Think about the role you missed out on. The number of applicants were probably in their hundreds, and so convincing was your set of skills that you beat 98 per cent of them to land an interview. It’s important to reassure yourself that you are getting something right, says Susan Edwards, the head of careers advice consultancy, C2.

“Review your strengths and clarify them in your mind for next time,” she advises. This applies from the moment you step out of the interview room. “You forget so quickly after an interview about the questions they asked and the answers you gave, so immediately after, jot it all down. Then, do a mind map of anything you got caught on and judge for yourself why you think you did and improve on it for next time.

” Feedback from interviewers will help you  further analyse your performance. Edwards says: “The employer owes it to you to give you feedback.
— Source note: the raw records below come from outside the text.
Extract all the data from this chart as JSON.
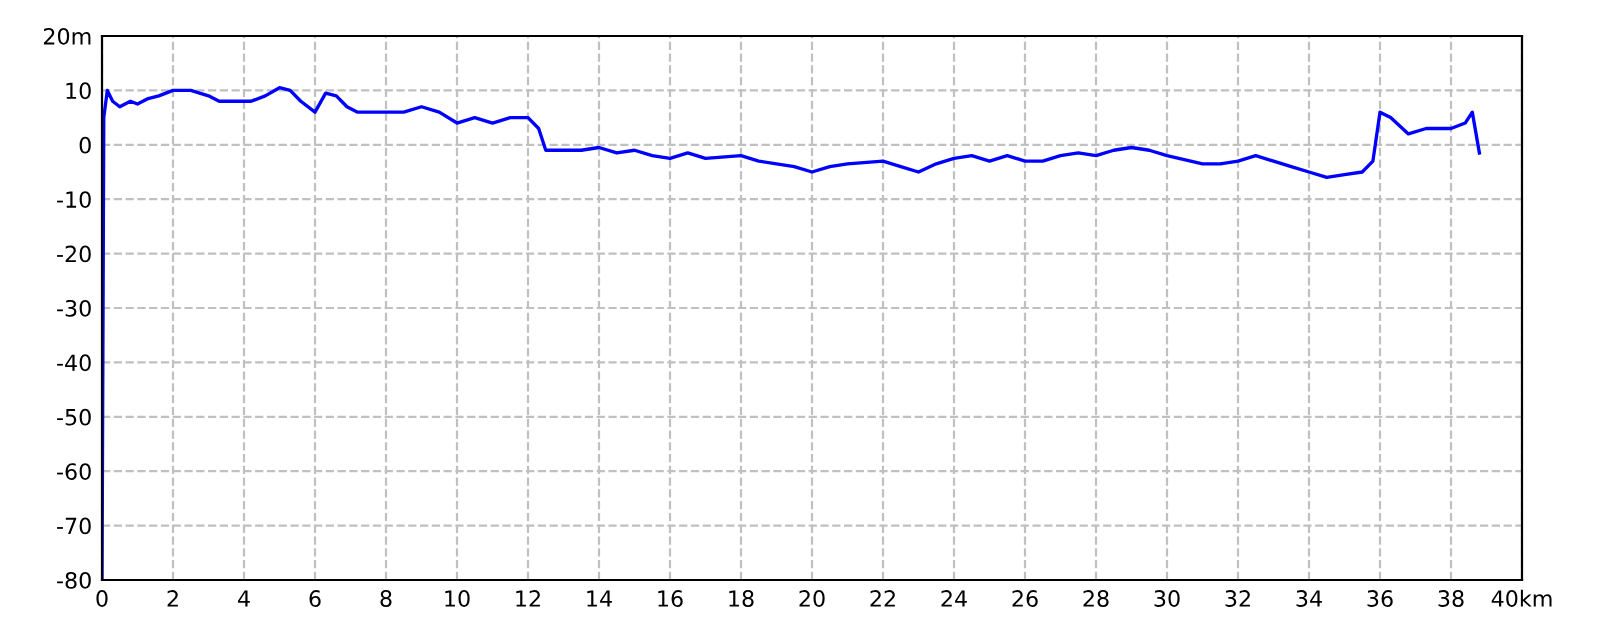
{
  "chart_data": {
    "type": "line",
    "x": [
      0,
      0.05,
      0.15,
      0.3,
      0.5,
      0.8,
      1.0,
      1.3,
      1.6,
      2.0,
      2.5,
      3.0,
      3.3,
      3.8,
      4.2,
      4.6,
      5.0,
      5.3,
      5.6,
      6.0,
      6.3,
      6.6,
      6.9,
      7.2,
      8.0,
      8.5,
      9.0,
      9.5,
      10.0,
      10.5,
      11,
      11.5,
      12.0,
      12.3,
      12.5,
      13,
      13.5,
      14,
      14.5,
      15,
      15.5,
      16,
      16.5,
      17,
      18,
      18.5,
      19,
      19.5,
      20,
      20.5,
      21,
      22,
      22.5,
      23,
      23.5,
      24,
      24.5,
      25,
      25.5,
      26,
      26.5,
      27,
      27.5,
      28,
      28.5,
      29,
      29.5,
      30,
      31,
      31.5,
      32,
      32.5,
      33,
      33.5,
      34,
      34.5,
      35,
      35.5,
      35.8,
      36,
      36.3,
      36.8,
      37.3,
      38,
      38.4,
      38.6,
      38.8
    ],
    "series": [
      {
        "color": "#0000ff",
        "values": [
          -80,
          5,
          10,
          8,
          7,
          8,
          7.5,
          8.5,
          9,
          10,
          10,
          9,
          8,
          8,
          8,
          9,
          10.5,
          10,
          8,
          6,
          9.5,
          9,
          7,
          6,
          6,
          6,
          7,
          6,
          4,
          5,
          4,
          5,
          5,
          3,
          -1,
          -1,
          -1,
          -0.5,
          -1.5,
          -1,
          -2,
          -2.5,
          -1.5,
          -2.5,
          -2,
          -3,
          -3.5,
          -4,
          -5,
          -4,
          -3.5,
          -3,
          -4,
          -5,
          -3.5,
          -2.5,
          -2,
          -3,
          -2,
          -3,
          -3,
          -2,
          -1.5,
          -2,
          -1,
          -0.5,
          -1,
          -2,
          -3.5,
          -3.5,
          -3,
          -2,
          -3,
          -4,
          -5,
          -6,
          -5.5,
          -5,
          -3,
          6,
          5,
          2,
          3,
          3,
          4,
          6,
          -1.5
        ]
      }
    ],
    "xlim": [
      0,
      40
    ],
    "ylim": [
      -80,
      20
    ],
    "xticks": [
      0,
      2,
      4,
      6,
      8,
      10,
      12,
      14,
      16,
      18,
      20,
      22,
      24,
      26,
      28,
      30,
      32,
      34,
      36,
      38,
      {
        "value": 40,
        "label": "40km"
      }
    ],
    "yticks": [
      -80,
      -70,
      -60,
      -50,
      -40,
      -30,
      -20,
      -10,
      0,
      10,
      {
        "value": 20,
        "label": "20m"
      }
    ],
    "grid": true,
    "line_style": "solid",
    "marker": "none"
  }
}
Ask them which questions you answered well and why, and vice versa, then, when you’ve learned what your shortfalls are, plug the gaps with experience or training that brings you up to speed with your competitors.” Alternatively, aim for jobs that better suit your capabilities.

That doesn’t necessarily mean lesser jobs, but roles where you can apply your unique brand of skills and learn what you don’t know as a trade-off. There is a danger when trying to achieve something that your mind rearranges reality until getting it seems like the only positive outcome.
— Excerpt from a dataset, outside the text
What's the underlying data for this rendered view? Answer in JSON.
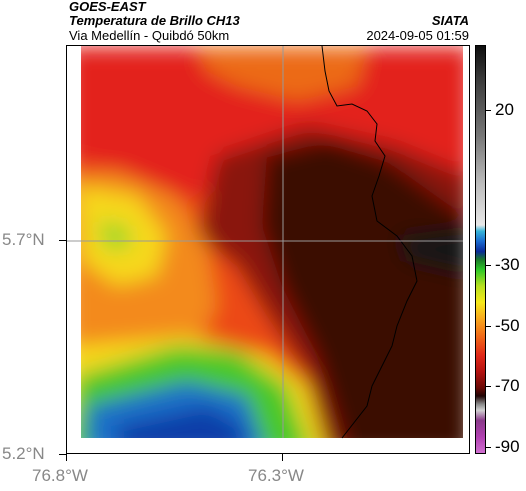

So, the possibility that it wasn’t right for you – or you for it – gets lost. The final step, from an ego-bruising, then, is acceptance, Edwards says. “Just accept that in some situations someone was more suitable for the role. Say to yourself, ‘I got this far and I interviewed well, but I just didn’t have the experience’.”


With your confidence restored, dive into your next application, keeping in mind that preparation is of the essence. “It’s funny that people do more preparation for a holiday than they do for a job interview when they should be investing as much time, if not more,” Edwards says.

Roleplay is also a helpful tactic.“It might sound silly, but practice what you‘re going to say in a mirror,” Edwards says. “You will see how your body language works, you can practice your intonations and smile – even if it’s a phone interview, an interviewer can ‘hear’ your smile.”

She adds: “Most people wouldn’t believe it, but an interviewer is anxious, too. They want you to get the role as much as you do.”

When it all boils down, an interviewer wants to know three things: why you want the job; that you can do the job; and that you will do the job. To that end, you can almost certainly guarantee two questions will be asked: ‘Why do you want this job’ and ‘tell us how your skills and experience are suitable for this role.’

“Open-ended questions are hard to tackle so have a bank of structured answers, and show that by using all forms of social networking, you have a creative and proactive streak,” Edwards says.


Losing out on a job stings, but repeat the mantra that a rejection is an opportunity to prepare for the inevitable acceptance. Mr Crosby advised we should ‘latch on to the affirmative’ and he became a runaway success, so there’s hope for you yet.